Só que a recessão é ambígua
repete-se
para quebrar a rima.
Repete-se para
partir o ritmo.
Não muda o compasso da chuva
mas atinge-nos caída “do céu”.
Faz parte de outro ciclo.

O da chuva é natural.

O da recessão,
não.

27 de outubro de 2022

Até já, amigos!

Encontramo-nos,
às vezes,
quando andamos por aí, nos dias,
velozes como patins.
Entretidos a colher maçãs,
a esmiuçar-nos em causas,
ou ensarilhados nos fios,
elétricos,
das comodidades.
Quando nos vemos
nem sempre nos encontramos
mas se isso acontece
criamos estupendos padrões
com os fios de sangue
que trocamos
e tecemos juntos
em novas mantas de conforto
e em tangas de luar.
Cozemos uns nos outros 
os valados e os abismos.
Erguemos os cumes na concha das mãos.
Batemos as palmas,
como asas,
desabridas de alegria,
a cada estória de sucesso,
a cada riso ou gargalhada.
Há outros que encontro,
também por aí,
que projetam aqui o de si,
que refletem as suas couraças
e apenas se espelham,
à superfície.
Pouco importa, são supérfluos.
Mas vocês não.
Vocês não...
porque juntos formamos um nós
que não precisa de se distinguir
de qualquer eles
para definir sabor a nós.
Porque nós amamos
fazer compota com a polpa das frutas
e alimentamo-nos da nossa energia 
em modo wireless
pelas diversas telas onde pintamos
amoras, abraços, aldeias,
balões, brincadeiras, bilhares,
corridas, canoas, canções,
danças, divagações e debates...
todo um alfabeto de energias
fixado em memórias
na mente
no corpo.
Às vezes, quando ando por aí nos dias,
velozes como patins,
não vos encontro,
mas encontro-as a elas
e faço-lhes companhia
até vos voltar a encontrar.
Até já, amigos!

24 de outubro de 2022

Naturalmente incorreto


Escrevi um texto
escrevi um texto há bocado
com toda a indignação das emoções primárias
bebidas em segunda mão no noticiário.
Nasceu-me um texto zangado
porque é em lutas que soluçamos os dias
com lentes parciais
saberes desconexos 
mal articulados.
Não lhes estou imunizada,
às emoções do umbigo,
às armadilhas de ser o ponto um
onde inicio os pensamentos que emano
ao emprenhar de ouvido 
(por muito que tente limpá
-lo).
Sim... É verdade
chegou-me a autocrítica de lixívia e pano
que eu
escrevi um texto zangado
e agora podia apagá-lo.
Nem meia hora volvida e sei que ele não é total
que me emocionei demasiado 
e que
juntei três de ontem com um de hoje
que há egoísmos no seu resultado.
Envolvi-me demais e não vi as vistas largas
todos os pontos de todos os lados.
Não ficou bem estruturado.
O que escrevi é parcial e então podia apagá-lo...
Não está em mim
só o escrevi há bocado
Mas não vou
Vou lá
deixá
-lo
Deixá-lo vivo para que seja lido
ou para que seja ignorado
Ele que se faça à vida
porque se assemelha a ela
incompleto e parcial
parido pela emoção
não só razão 
nem tão só informação

Nasceu um texto mal formatado
que não era perfeito
ainda há bocado

11 de maio de 2022

Anfiguri no séc.
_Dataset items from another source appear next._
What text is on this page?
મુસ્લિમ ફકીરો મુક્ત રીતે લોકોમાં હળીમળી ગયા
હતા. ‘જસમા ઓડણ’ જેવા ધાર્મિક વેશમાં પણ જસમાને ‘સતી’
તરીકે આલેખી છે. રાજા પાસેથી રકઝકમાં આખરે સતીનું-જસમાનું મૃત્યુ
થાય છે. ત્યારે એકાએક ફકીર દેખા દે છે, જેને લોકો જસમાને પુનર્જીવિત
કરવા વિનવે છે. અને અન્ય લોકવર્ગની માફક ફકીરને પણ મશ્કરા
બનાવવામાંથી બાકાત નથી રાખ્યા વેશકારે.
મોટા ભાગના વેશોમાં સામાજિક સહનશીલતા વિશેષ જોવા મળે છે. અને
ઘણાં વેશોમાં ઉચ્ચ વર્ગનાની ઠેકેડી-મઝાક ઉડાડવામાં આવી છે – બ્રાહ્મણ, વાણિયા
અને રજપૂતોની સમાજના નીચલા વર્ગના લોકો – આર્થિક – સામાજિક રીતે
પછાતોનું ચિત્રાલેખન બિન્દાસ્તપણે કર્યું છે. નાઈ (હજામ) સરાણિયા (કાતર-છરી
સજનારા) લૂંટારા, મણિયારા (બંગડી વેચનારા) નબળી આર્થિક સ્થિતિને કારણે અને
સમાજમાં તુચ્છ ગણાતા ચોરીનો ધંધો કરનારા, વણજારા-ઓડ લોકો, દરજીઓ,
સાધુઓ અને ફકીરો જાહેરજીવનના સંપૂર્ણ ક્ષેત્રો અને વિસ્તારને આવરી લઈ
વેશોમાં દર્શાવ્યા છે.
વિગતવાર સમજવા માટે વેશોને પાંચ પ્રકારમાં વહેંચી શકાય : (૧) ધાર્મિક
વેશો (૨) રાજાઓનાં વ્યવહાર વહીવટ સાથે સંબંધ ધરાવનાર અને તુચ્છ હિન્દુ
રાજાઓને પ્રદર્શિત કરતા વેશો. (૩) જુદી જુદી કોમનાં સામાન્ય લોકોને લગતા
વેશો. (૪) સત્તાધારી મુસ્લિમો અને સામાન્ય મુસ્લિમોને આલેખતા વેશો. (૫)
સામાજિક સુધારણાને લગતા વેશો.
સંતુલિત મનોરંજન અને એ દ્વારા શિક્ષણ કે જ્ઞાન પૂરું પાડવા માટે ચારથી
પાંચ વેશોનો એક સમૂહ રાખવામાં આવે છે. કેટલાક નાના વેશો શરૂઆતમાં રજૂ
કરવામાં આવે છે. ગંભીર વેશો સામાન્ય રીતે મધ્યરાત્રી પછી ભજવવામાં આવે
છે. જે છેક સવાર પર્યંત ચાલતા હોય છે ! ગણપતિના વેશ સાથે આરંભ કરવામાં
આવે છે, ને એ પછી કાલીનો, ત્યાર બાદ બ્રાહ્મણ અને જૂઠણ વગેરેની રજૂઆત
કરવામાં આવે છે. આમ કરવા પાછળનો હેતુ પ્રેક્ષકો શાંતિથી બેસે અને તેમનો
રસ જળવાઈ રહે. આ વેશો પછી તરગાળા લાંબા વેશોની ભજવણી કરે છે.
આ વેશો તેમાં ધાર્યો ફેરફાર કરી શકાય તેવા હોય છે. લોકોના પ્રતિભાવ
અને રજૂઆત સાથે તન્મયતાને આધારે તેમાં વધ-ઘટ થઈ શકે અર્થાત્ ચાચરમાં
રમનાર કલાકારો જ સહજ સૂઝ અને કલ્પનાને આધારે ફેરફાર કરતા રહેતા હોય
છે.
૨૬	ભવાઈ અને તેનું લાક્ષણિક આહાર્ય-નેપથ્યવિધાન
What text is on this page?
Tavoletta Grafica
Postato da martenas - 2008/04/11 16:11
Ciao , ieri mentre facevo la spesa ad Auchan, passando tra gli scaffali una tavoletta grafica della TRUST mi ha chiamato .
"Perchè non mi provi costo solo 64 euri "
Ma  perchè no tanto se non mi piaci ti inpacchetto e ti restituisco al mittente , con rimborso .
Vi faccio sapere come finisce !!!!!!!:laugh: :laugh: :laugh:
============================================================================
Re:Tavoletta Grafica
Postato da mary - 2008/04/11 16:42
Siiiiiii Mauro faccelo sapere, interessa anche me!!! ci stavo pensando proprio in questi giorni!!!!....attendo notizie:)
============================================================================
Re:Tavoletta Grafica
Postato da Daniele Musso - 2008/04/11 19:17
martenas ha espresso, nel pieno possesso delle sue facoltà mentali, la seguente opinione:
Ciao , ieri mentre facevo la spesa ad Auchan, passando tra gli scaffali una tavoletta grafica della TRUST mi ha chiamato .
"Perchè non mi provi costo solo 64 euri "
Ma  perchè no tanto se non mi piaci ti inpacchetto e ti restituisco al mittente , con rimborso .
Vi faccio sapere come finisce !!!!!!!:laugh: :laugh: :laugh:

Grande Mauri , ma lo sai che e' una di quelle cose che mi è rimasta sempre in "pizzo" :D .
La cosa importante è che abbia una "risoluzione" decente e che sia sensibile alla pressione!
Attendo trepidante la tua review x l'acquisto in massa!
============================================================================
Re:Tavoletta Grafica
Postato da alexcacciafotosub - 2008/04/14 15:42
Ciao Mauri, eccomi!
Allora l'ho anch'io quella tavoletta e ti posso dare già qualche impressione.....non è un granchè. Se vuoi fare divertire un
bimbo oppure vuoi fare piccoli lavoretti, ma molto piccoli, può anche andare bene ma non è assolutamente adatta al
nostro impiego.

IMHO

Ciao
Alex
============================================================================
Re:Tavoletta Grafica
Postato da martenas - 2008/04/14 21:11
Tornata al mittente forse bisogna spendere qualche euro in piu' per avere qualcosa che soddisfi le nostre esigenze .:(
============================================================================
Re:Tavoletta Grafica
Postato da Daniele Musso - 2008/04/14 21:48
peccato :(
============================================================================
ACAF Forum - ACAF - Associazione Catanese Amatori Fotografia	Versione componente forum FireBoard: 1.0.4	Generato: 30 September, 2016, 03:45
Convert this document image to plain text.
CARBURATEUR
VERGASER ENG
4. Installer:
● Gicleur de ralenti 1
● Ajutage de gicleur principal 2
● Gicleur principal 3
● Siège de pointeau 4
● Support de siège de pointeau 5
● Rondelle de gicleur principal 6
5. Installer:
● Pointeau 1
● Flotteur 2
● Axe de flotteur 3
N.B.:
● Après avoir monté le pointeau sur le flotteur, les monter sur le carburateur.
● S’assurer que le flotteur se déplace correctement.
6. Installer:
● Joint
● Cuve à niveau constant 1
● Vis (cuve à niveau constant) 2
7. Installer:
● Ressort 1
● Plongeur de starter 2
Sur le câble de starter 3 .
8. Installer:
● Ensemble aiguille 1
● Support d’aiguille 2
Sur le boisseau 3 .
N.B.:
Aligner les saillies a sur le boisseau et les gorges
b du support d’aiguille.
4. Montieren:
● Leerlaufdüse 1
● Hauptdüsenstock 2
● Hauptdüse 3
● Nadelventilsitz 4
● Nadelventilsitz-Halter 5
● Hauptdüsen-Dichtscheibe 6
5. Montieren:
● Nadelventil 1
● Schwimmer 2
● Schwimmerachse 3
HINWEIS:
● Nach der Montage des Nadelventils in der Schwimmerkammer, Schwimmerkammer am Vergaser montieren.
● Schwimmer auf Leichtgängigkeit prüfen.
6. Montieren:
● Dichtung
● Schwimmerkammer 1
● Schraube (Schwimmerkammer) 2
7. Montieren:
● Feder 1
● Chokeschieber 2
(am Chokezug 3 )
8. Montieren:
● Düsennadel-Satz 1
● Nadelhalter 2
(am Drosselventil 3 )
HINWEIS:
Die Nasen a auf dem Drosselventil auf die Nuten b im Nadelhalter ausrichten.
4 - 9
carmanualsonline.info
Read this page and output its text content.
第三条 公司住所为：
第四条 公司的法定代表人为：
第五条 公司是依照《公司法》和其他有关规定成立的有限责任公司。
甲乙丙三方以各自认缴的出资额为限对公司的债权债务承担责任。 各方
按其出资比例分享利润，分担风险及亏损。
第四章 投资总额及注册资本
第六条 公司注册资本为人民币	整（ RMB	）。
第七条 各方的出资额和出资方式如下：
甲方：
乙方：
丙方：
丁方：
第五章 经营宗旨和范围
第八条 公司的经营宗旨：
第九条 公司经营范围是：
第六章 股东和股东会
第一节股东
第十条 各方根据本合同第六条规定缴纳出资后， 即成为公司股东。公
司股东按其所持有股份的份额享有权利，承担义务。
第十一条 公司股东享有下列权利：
XXI

 

Era não era
foi lançado na guerra
num mar que era negro por baixo da terra,
O urso berrava,
a cegonha gemia
e por cima pairavam as asas da águia,
que as lutas de poder são uma pandemia.
Por lá, nas batalhas, ele intervinha
com as unhas dos pés,
que armas não tinha.
Gritou pela NATO!
Chamaram-lhe pato.
Gritou pela União!
Obteve um pião.
Gritou pela Rússia,
Quiseram autópsia.
Num folheto da ONU conheceu a paz,
mas precisava de armas para ser capaz.
Da UE vinham chinas,
dos States afegãs
e entravam nas TVs a lançar avelãs.
Uma das pevides
bateu-lhe no olho
e na sua mente nasceu um piolho.
Não tinha Quitoso para se lavar
e pra ter liberdade tinha de finar.
Havia apenas outra solução:
limitar os partidos com opinião!
De runas no peito,
feito nacionalista,
pouco lhe importava
se o vissem fascista.
Chegou a carta do direito mundial:
“Rasputin era morto...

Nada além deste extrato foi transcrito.